14 thoughts on “The Wonder of Knees”
This is a lovely piece, Mark — told with your usual wit and kindness. You capture the importance of simple gestures of care. And it took me back to my experience with a broken femur!
It doesn’t take much to convey empathy, Liz. The essay was actually twice as long, but Pulse has a length restriction, so I had to edit the text down. I hope that whatever aftereffects you had from the broken bone have long since gone away and you never notice it.
Well done, Mark! Loved the beautiful eyes and waking up to Grace 🙂
Thank you, Miriam!
Mark,, how lovely. I travelled to Rwanda in 2021 when all were still masked, for a misison on cervical cancer prevention. I still remember all the eyes of the women in the clinics: a direct look, then a quick lift of the eyebrows: a very African female gesture but which translates as: “I see you”. It meant the world to me then,, as it might have to you at the time of your surgery.
Laura, what a lovely gesture they made! And you are right, it meant the world to me as I went into surgery. Thank you for sharing this!
Thank you so much for writing this piece. It is beautiful, heart-felt, endearing, and refreshing to read. As a physician who has worked in the hospital setting for many years, and especially in the intensive care unit during COVID, I appreciate your acknowledgment and sentiments toward those who cared for you in the hospital. Your words and comments have power. And those words prove to me and my fellow healthcare comrades that there is so much kindness in humanKIND. Thank you for sharing!
Even if patients never see the faces of the doctors and nurses taking care of them, especially in surgery and places like the ICU, those interactions have the power to reassure patients that they are being cared for as people and not as case numbers. The presence of empathy creates trust and helps patients to want to get better. I will never recognize the medical people who worked on me if we walk by each other on the street, but I will never forget how they took their time to take care of me, a stranger.
I’ve got a way to go yet, I guess. My recoup’s not going so well…
https://rlavalette.wordpress.com/2024/11/28/wheres-he-been/#comments
My recovery took a lot longer than I expected. I was walking three miles every morning before the surgery, but in the days after I could manage only 100 feet before the pain became too much. Gradually, with the help of a cane, I would walk a little further each day. But it took months to strengthen my repaired leg enough to go long distances. Going up and down stairs took longer. Now I am so thankful that I had it done.
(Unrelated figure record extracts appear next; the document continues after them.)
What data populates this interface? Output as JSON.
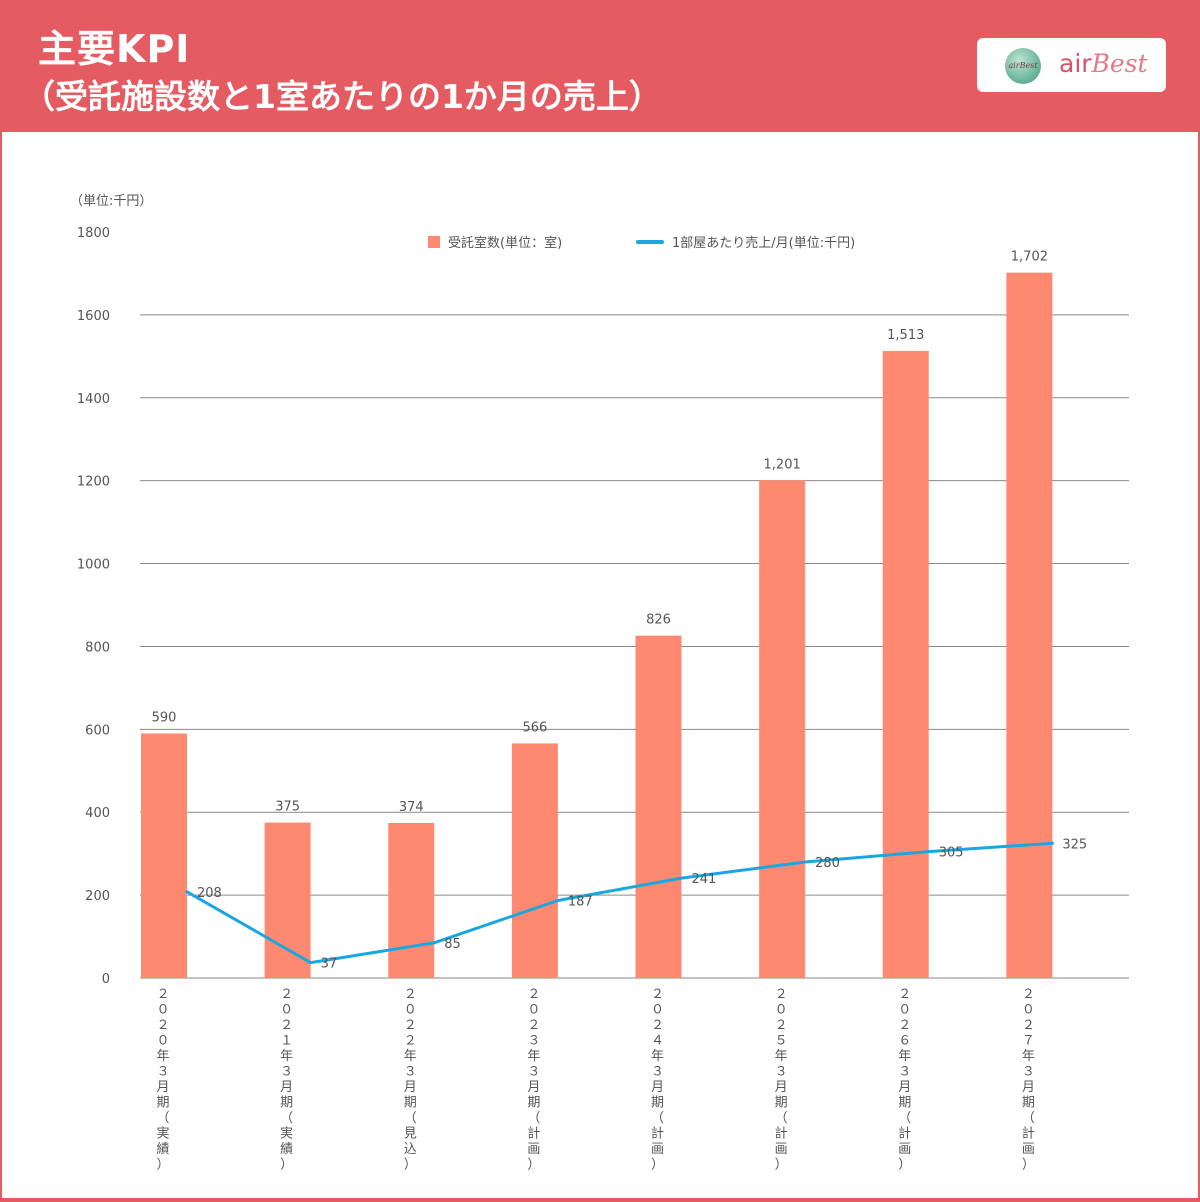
{
  "header": {
    "title": "主要KPI",
    "subtitle": "（受託施設数と1室あたりの1か月の売上）"
  },
  "logo": {
    "globe_text": "airBest",
    "brand_left": "air",
    "brand_right": "Best"
  },
  "colors": {
    "header_bg": "#e45c62",
    "bar": "#fd8a70",
    "line": "#1aa6e0",
    "grid": "#8a8a8a",
    "text": "#555555"
  },
  "chart_data": {
    "type": "bar",
    "unit_label": "（単位:千円）",
    "categories": [
      "２０２０年３月期（実績）",
      "２０２１年３月期（実績）",
      "２０２２年３月期（見込）",
      "２０２３年３月期（計画）",
      "２０２４年３月期（計画）",
      "２０２５年３月期（計画）",
      "２０２６年３月期（計画）",
      "２０２７年３月期（計画）"
    ],
    "series": [
      {
        "name": "受託室数(単位：室)",
        "type": "bar",
        "values": [
          590,
          375,
          374,
          566,
          826,
          1201,
          1513,
          1702
        ],
        "labels": [
          "590",
          "375",
          "374",
          "566",
          "826",
          "1,201",
          "1,513",
          "1,702"
        ]
      },
      {
        "name": "1部屋あたり売上/月(単位:千円)",
        "type": "line",
        "values": [
          208,
          37,
          85,
          187,
          241,
          280,
          305,
          325
        ],
        "labels": [
          "208",
          "37",
          "85",
          "187",
          "241",
          "280",
          "305",
          "325"
        ]
      }
    ],
    "ylim": [
      0,
      1800
    ],
    "yticks": [
      0,
      200,
      400,
      600,
      800,
      1000,
      1200,
      1400,
      1600,
      1800
    ],
    "grid": true,
    "legend_position": "top"
  }
}
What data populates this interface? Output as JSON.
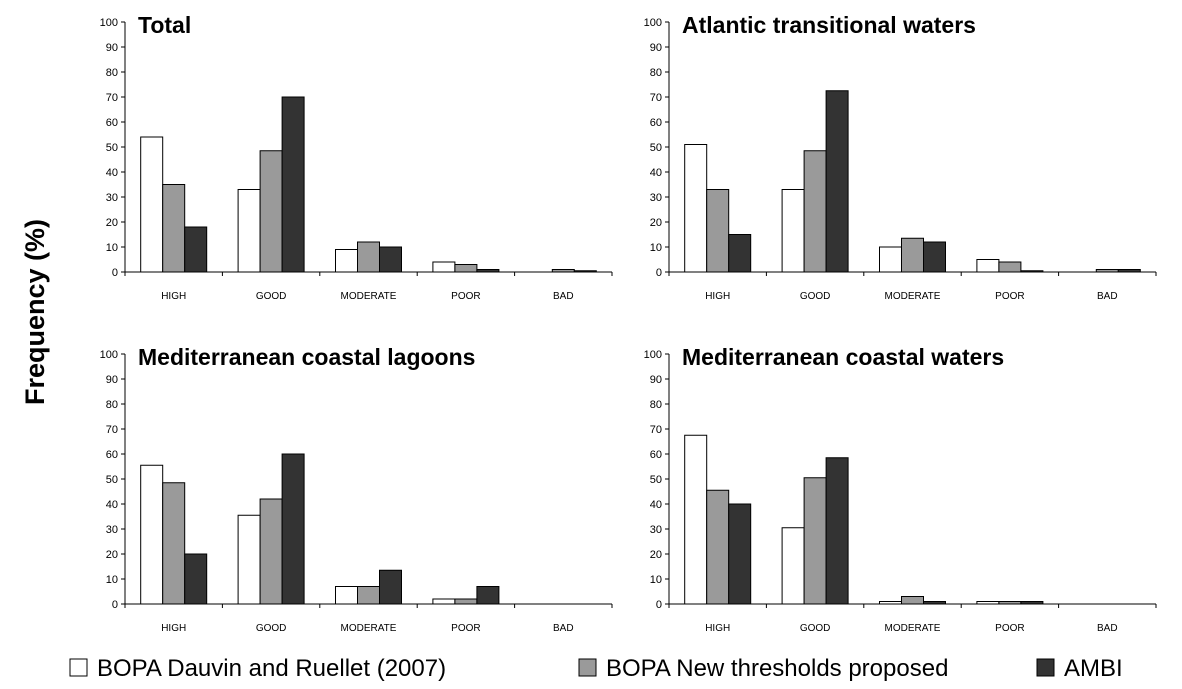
{
  "ylabel": "Frequency (%)",
  "colors": {
    "s0": "#ffffff",
    "s1": "#9a9a9a",
    "s2": "#333333",
    "stroke": "#000000"
  },
  "legend": [
    {
      "name": "BOPA Dauvin and Ruellet (2007)"
    },
    {
      "name": "BOPA New thresholds proposed"
    },
    {
      "name": "AMBI"
    }
  ],
  "chart_data": [
    {
      "type": "bar",
      "title": "Total",
      "categories": [
        "HIGH",
        "GOOD",
        "MODERATE",
        "POOR",
        "BAD"
      ],
      "ylim": [
        0,
        100
      ],
      "yticks": [
        0,
        10,
        20,
        30,
        40,
        50,
        60,
        70,
        80,
        90,
        100
      ],
      "series": [
        {
          "name": "BOPA Dauvin and Ruellet (2007)",
          "values": [
            54,
            33,
            9,
            4,
            0
          ]
        },
        {
          "name": "BOPA New thresholds proposed",
          "values": [
            35,
            48.5,
            12,
            3,
            1
          ]
        },
        {
          "name": "AMBI",
          "values": [
            18,
            70,
            10,
            1,
            0.5
          ]
        }
      ]
    },
    {
      "type": "bar",
      "title": "Atlantic transitional waters",
      "categories": [
        "HIGH",
        "GOOD",
        "MODERATE",
        "POOR",
        "BAD"
      ],
      "ylim": [
        0,
        100
      ],
      "yticks": [
        0,
        10,
        20,
        30,
        40,
        50,
        60,
        70,
        80,
        90,
        100
      ],
      "series": [
        {
          "name": "BOPA Dauvin and Ruellet (2007)",
          "values": [
            51,
            33,
            10,
            5,
            0
          ]
        },
        {
          "name": "BOPA New thresholds proposed",
          "values": [
            33,
            48.5,
            13.5,
            4,
            1
          ]
        },
        {
          "name": "AMBI",
          "values": [
            15,
            72.5,
            12,
            0.5,
            1
          ]
        }
      ]
    },
    {
      "type": "bar",
      "title": "Mediterranean coastal lagoons",
      "categories": [
        "HIGH",
        "GOOD",
        "MODERATE",
        "POOR",
        "BAD"
      ],
      "ylim": [
        0,
        100
      ],
      "yticks": [
        0,
        10,
        20,
        30,
        40,
        50,
        60,
        70,
        80,
        90,
        100
      ],
      "series": [
        {
          "name": "BOPA Dauvin and Ruellet (2007)",
          "values": [
            55.5,
            35.5,
            7,
            2,
            0
          ]
        },
        {
          "name": "BOPA New thresholds proposed",
          "values": [
            48.5,
            42,
            7,
            2,
            0
          ]
        },
        {
          "name": "AMBI",
          "values": [
            20,
            60,
            13.5,
            7,
            0
          ]
        }
      ]
    },
    {
      "type": "bar",
      "title": "Mediterranean coastal waters",
      "categories": [
        "HIGH",
        "GOOD",
        "MODERATE",
        "POOR",
        "BAD"
      ],
      "ylim": [
        0,
        100
      ],
      "yticks": [
        0,
        10,
        20,
        30,
        40,
        50,
        60,
        70,
        80,
        90,
        100
      ],
      "series": [
        {
          "name": "BOPA Dauvin and Ruellet (2007)",
          "values": [
            67.5,
            30.5,
            1,
            1,
            0
          ]
        },
        {
          "name": "BOPA New thresholds proposed",
          "values": [
            45.5,
            50.5,
            3,
            1,
            0
          ]
        },
        {
          "name": "AMBI",
          "values": [
            40,
            58.5,
            1,
            1,
            0
          ]
        }
      ]
    }
  ]
}
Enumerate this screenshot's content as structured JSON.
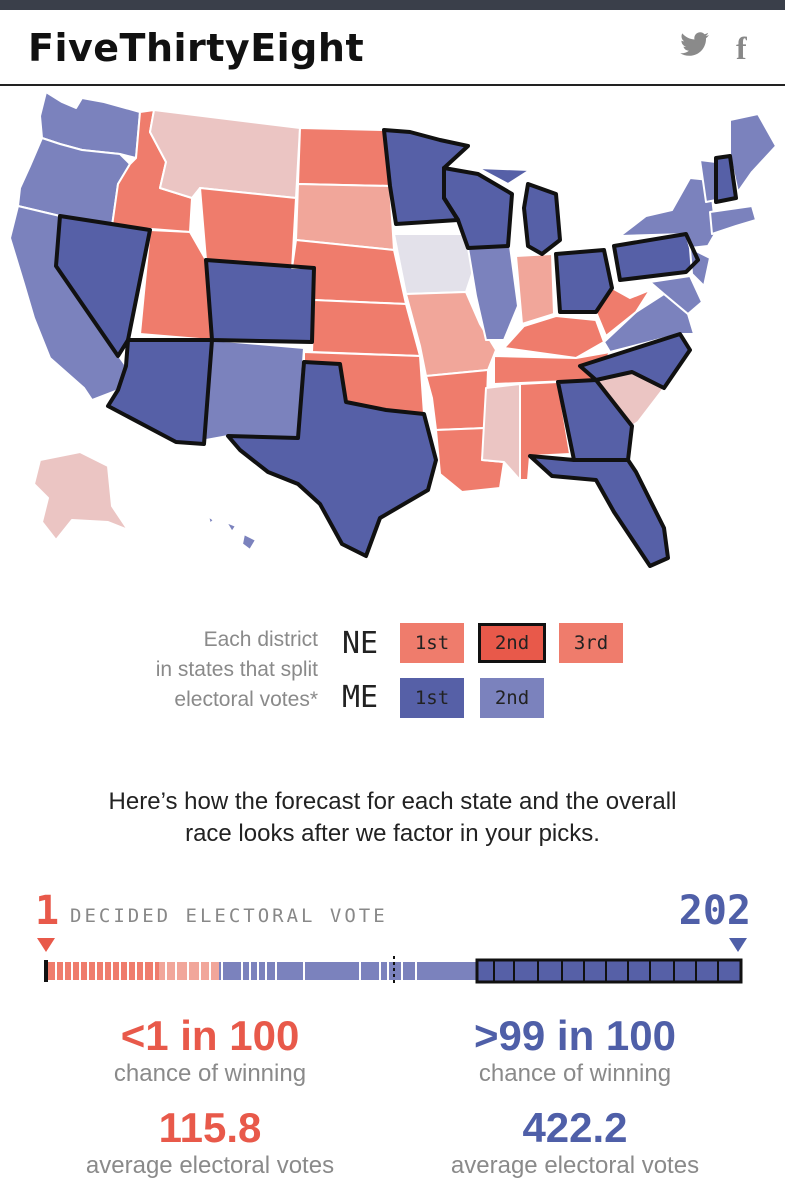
{
  "header": {
    "logo": "FiveThirtyEight",
    "twitter_icon": "twitter-icon",
    "facebook_icon": "facebook-icon"
  },
  "colors": {
    "strong_red": "#ef7c6c",
    "light_red": "#f1a69a",
    "pale_red": "#ebc5c3",
    "tossup": "#e3e1ea",
    "strong_blue": "#5660a7",
    "light_blue": "#7b82bd",
    "red_accent": "#e8594a",
    "blue_accent": "#4f5fa8"
  },
  "legend": {
    "description_lines": [
      "Each district",
      "in states that split",
      "electoral votes*"
    ],
    "ne": {
      "state": "NE",
      "districts": [
        "1st",
        "2nd",
        "3rd"
      ]
    },
    "me": {
      "state": "ME",
      "districts": [
        "1st",
        "2nd"
      ]
    }
  },
  "summary": {
    "lines": [
      "Here’s how the forecast for each state and the overall",
      "race looks after we factor in your picks."
    ]
  },
  "electoral_bar": {
    "left_count": "1",
    "label": "DECIDED ELECTORAL VOTE",
    "right_count": "202"
  },
  "candidates": {
    "left": {
      "chance": "<1 in 100",
      "chance_label": "chance of winning",
      "votes": "115.8",
      "votes_label": "average electoral votes"
    },
    "right": {
      "chance": ">99 in 100",
      "chance_label": "chance of winning",
      "votes": "422.2",
      "votes_label": "average electoral votes"
    }
  }
}
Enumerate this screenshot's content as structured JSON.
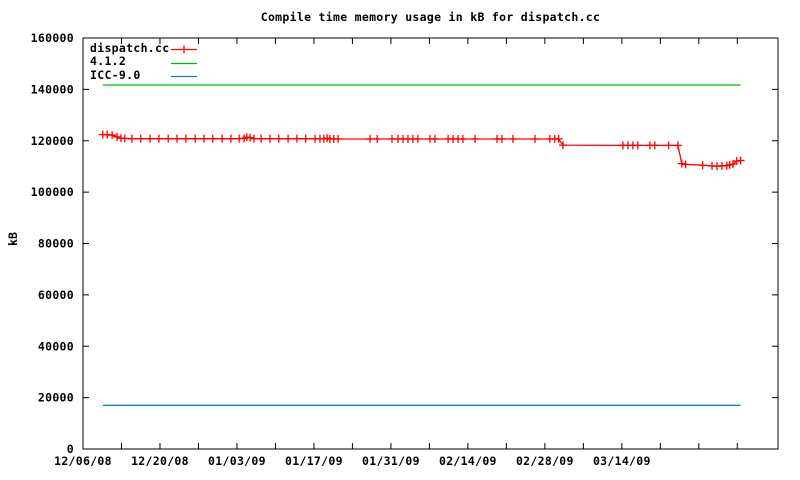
{
  "chart_data": {
    "type": "line",
    "title": "Compile time memory usage in kB for dispatch.cc",
    "xlabel": "",
    "ylabel": "kB",
    "ylim": [
      0,
      160000
    ],
    "xlim_days_from_first_tick": [
      0,
      126.4
    ],
    "x_first_tick_date": "12/06/08",
    "grid": false,
    "legend_position": "top-left-inside",
    "axis_color": "#000000",
    "yticks": [
      0,
      20000,
      40000,
      60000,
      80000,
      100000,
      120000,
      140000,
      160000
    ],
    "xticks_labeled": [
      {
        "day": 0,
        "label": "12/06/08"
      },
      {
        "day": 14,
        "label": "12/20/08"
      },
      {
        "day": 28,
        "label": "01/03/09"
      },
      {
        "day": 42,
        "label": "01/17/09"
      },
      {
        "day": 56,
        "label": "01/31/09"
      },
      {
        "day": 70,
        "label": "02/14/09"
      },
      {
        "day": 84,
        "label": "02/28/09"
      },
      {
        "day": 98,
        "label": "03/14/09"
      }
    ],
    "xticks_minor_days": [
      7,
      21,
      35,
      49,
      63,
      77,
      91,
      105,
      112,
      119
    ],
    "series": [
      {
        "name": "dispatch.cc",
        "color": "#ff0000",
        "marker": "plus",
        "points": [
          [
            3.6,
            122400
          ],
          [
            4.4,
            122400
          ],
          [
            5.3,
            122200
          ],
          [
            6.2,
            121500
          ],
          [
            6.9,
            121000
          ],
          [
            7.6,
            120900
          ],
          [
            8.9,
            120800
          ],
          [
            10.5,
            120800
          ],
          [
            12.2,
            120800
          ],
          [
            13.8,
            120800
          ],
          [
            15.5,
            120800
          ],
          [
            17.1,
            120800
          ],
          [
            18.7,
            120800
          ],
          [
            20.4,
            120800
          ],
          [
            22.0,
            120800
          ],
          [
            23.6,
            120800
          ],
          [
            25.3,
            120800
          ],
          [
            26.9,
            120800
          ],
          [
            28.4,
            120800
          ],
          [
            29.3,
            120900
          ],
          [
            29.8,
            121400
          ],
          [
            30.4,
            121200
          ],
          [
            31.1,
            120800
          ],
          [
            32.4,
            120800
          ],
          [
            34.0,
            120800
          ],
          [
            35.6,
            120800
          ],
          [
            37.3,
            120800
          ],
          [
            38.9,
            120800
          ],
          [
            40.5,
            120800
          ],
          [
            42.2,
            120800
          ],
          [
            43.1,
            120800
          ],
          [
            43.8,
            120800
          ],
          [
            44.4,
            121000
          ],
          [
            44.9,
            120700
          ],
          [
            45.6,
            120700
          ],
          [
            46.4,
            120700
          ],
          [
            52.2,
            120700
          ],
          [
            53.5,
            120700
          ],
          [
            56.2,
            120700
          ],
          [
            57.3,
            120700
          ],
          [
            58.2,
            120700
          ],
          [
            59.1,
            120700
          ],
          [
            60.0,
            120700
          ],
          [
            60.9,
            120700
          ],
          [
            63.1,
            120700
          ],
          [
            64.0,
            120700
          ],
          [
            66.4,
            120700
          ],
          [
            67.3,
            120700
          ],
          [
            68.2,
            120700
          ],
          [
            69.1,
            120700
          ],
          [
            71.3,
            120700
          ],
          [
            75.3,
            120700
          ],
          [
            76.2,
            120700
          ],
          [
            78.2,
            120700
          ],
          [
            82.2,
            120700
          ],
          [
            84.9,
            120700
          ],
          [
            85.8,
            120700
          ],
          [
            86.5,
            120700
          ],
          [
            87.3,
            118300
          ],
          [
            98.2,
            118200
          ],
          [
            99.1,
            118200
          ],
          [
            100.0,
            118200
          ],
          [
            100.9,
            118200
          ],
          [
            103.1,
            118200
          ],
          [
            104.0,
            118200
          ],
          [
            106.5,
            118200
          ],
          [
            108.2,
            118200
          ],
          [
            108.9,
            111100
          ],
          [
            109.6,
            110800
          ],
          [
            112.7,
            110500
          ],
          [
            114.4,
            110200
          ],
          [
            115.3,
            110100
          ],
          [
            116.2,
            110200
          ],
          [
            117.1,
            110300
          ],
          [
            117.6,
            110600
          ],
          [
            118.2,
            110900
          ],
          [
            118.9,
            112100
          ],
          [
            119.6,
            112300
          ]
        ]
      },
      {
        "name": "4.1.2",
        "color": "#00bb00",
        "marker": "none",
        "points": [
          [
            3.6,
            141700
          ],
          [
            119.6,
            141700
          ]
        ]
      },
      {
        "name": "ICC-9.0",
        "color": "#0e7fd8",
        "marker": "none",
        "points": [
          [
            3.6,
            17000
          ],
          [
            119.6,
            17000
          ]
        ]
      }
    ]
  }
}
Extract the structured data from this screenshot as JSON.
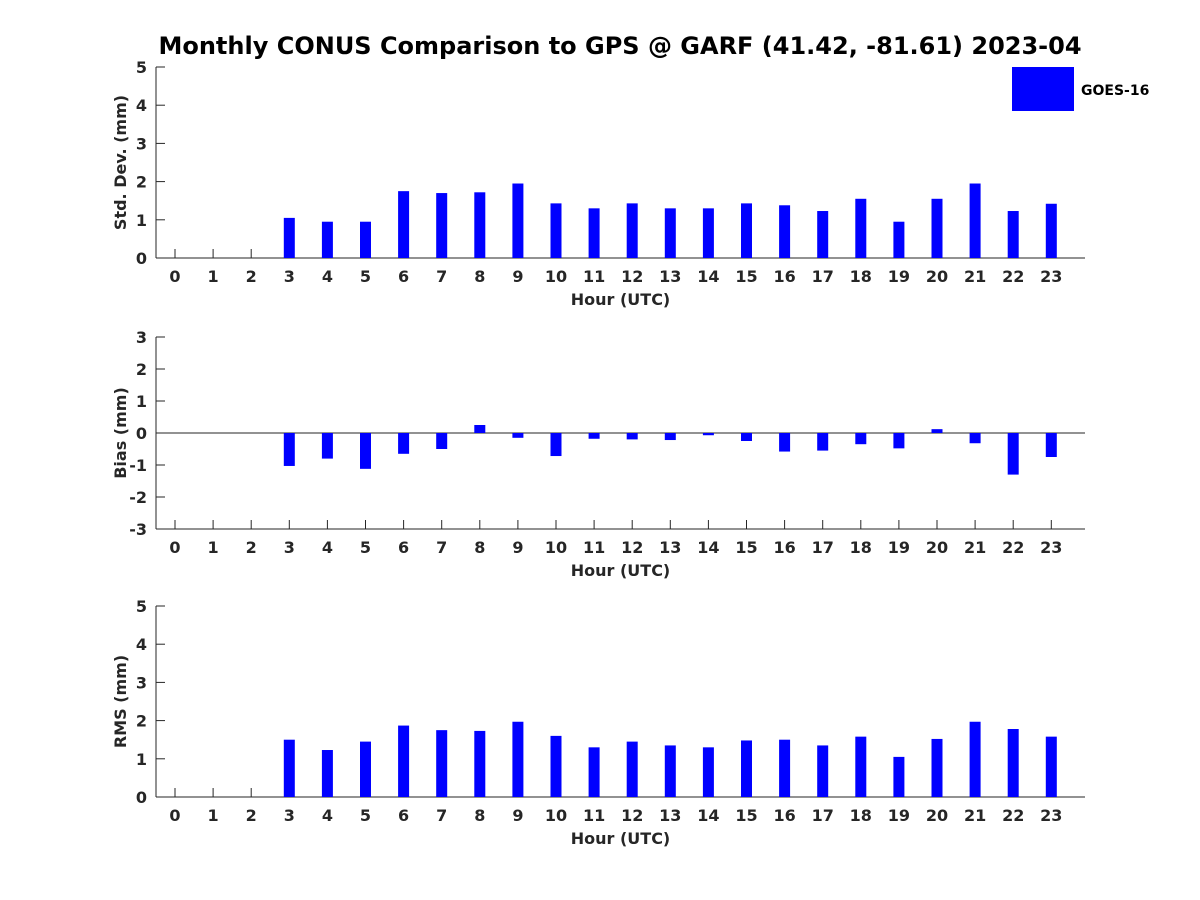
{
  "title": "Monthly CONUS Comparison to GPS @ GARF (41.42, -81.61) 2023-04",
  "legend": {
    "label": "GOES-16",
    "color": "#0000ff"
  },
  "chart_data": [
    {
      "type": "bar",
      "id": "stddev",
      "ylabel": "Std. Dev. (mm)",
      "xlabel": "Hour (UTC)",
      "ylim": [
        0,
        5
      ],
      "yticks": [
        0,
        1,
        2,
        3,
        4,
        5
      ],
      "categories": [
        "0",
        "1",
        "2",
        "3",
        "4",
        "5",
        "6",
        "7",
        "8",
        "9",
        "10",
        "11",
        "12",
        "13",
        "14",
        "15",
        "16",
        "17",
        "18",
        "19",
        "20",
        "21",
        "22",
        "23"
      ],
      "series": [
        {
          "name": "GOES-16",
          "values": [
            null,
            null,
            null,
            1.05,
            0.95,
            0.95,
            1.75,
            1.7,
            1.72,
            1.95,
            1.43,
            1.3,
            1.43,
            1.3,
            1.3,
            1.43,
            1.38,
            1.23,
            1.55,
            0.95,
            1.55,
            1.95,
            1.23,
            1.42
          ]
        }
      ]
    },
    {
      "type": "bar",
      "id": "bias",
      "ylabel": "Bias (mm)",
      "xlabel": "Hour (UTC)",
      "ylim": [
        -3,
        3
      ],
      "yticks": [
        -3,
        -2,
        -1,
        0,
        1,
        2,
        3
      ],
      "categories": [
        "0",
        "1",
        "2",
        "3",
        "4",
        "5",
        "6",
        "7",
        "8",
        "9",
        "10",
        "11",
        "12",
        "13",
        "14",
        "15",
        "16",
        "17",
        "18",
        "19",
        "20",
        "21",
        "22",
        "23"
      ],
      "series": [
        {
          "name": "GOES-16",
          "values": [
            null,
            null,
            null,
            -1.03,
            -0.8,
            -1.12,
            -0.65,
            -0.5,
            0.25,
            -0.15,
            -0.72,
            -0.18,
            -0.2,
            -0.22,
            -0.07,
            -0.25,
            -0.58,
            -0.55,
            -0.35,
            -0.48,
            0.12,
            -0.32,
            -1.3,
            -0.75
          ]
        }
      ]
    },
    {
      "type": "bar",
      "id": "rms",
      "ylabel": "RMS (mm)",
      "xlabel": "Hour (UTC)",
      "ylim": [
        0,
        5
      ],
      "yticks": [
        0,
        1,
        2,
        3,
        4,
        5
      ],
      "categories": [
        "0",
        "1",
        "2",
        "3",
        "4",
        "5",
        "6",
        "7",
        "8",
        "9",
        "10",
        "11",
        "12",
        "13",
        "14",
        "15",
        "16",
        "17",
        "18",
        "19",
        "20",
        "21",
        "22",
        "23"
      ],
      "series": [
        {
          "name": "GOES-16",
          "values": [
            null,
            null,
            null,
            1.5,
            1.23,
            1.45,
            1.87,
            1.75,
            1.73,
            1.97,
            1.6,
            1.3,
            1.45,
            1.35,
            1.3,
            1.48,
            1.5,
            1.35,
            1.58,
            1.05,
            1.52,
            1.97,
            1.78,
            1.58
          ]
        }
      ]
    }
  ]
}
“the miracle was this… they were there with me and they were smiling… that kind of unselfish love can’t be explained.”
This section brought tears to my eyes. So often our work and best efforts are not received with this much grace (and of course too often it ISN’T our best work and the patient isn’t at the center). To have our best side seen, that is also a miracle.
Thank you, and I hope your recovery was swift.
I hold such gratitude for nurses, Deborah, who are often overlooked but indispensable, first with my knee surgery and now with treatments for prostate cancer. They are the ones who listen to what is going on inside me beyond the medical details, and help me understand.
I love your article! I am 7 weeks post op left total knee. I did it before it became bad. Therapy is slow and HARD!
Recovery is both slow and hard, Maria. Slower and harder than I anticipated, and with more pain. That you had it done before it became bad should help shorten your recovery period, I would think. Still, all the muscles and nerves take their sweet time to coordinate together again.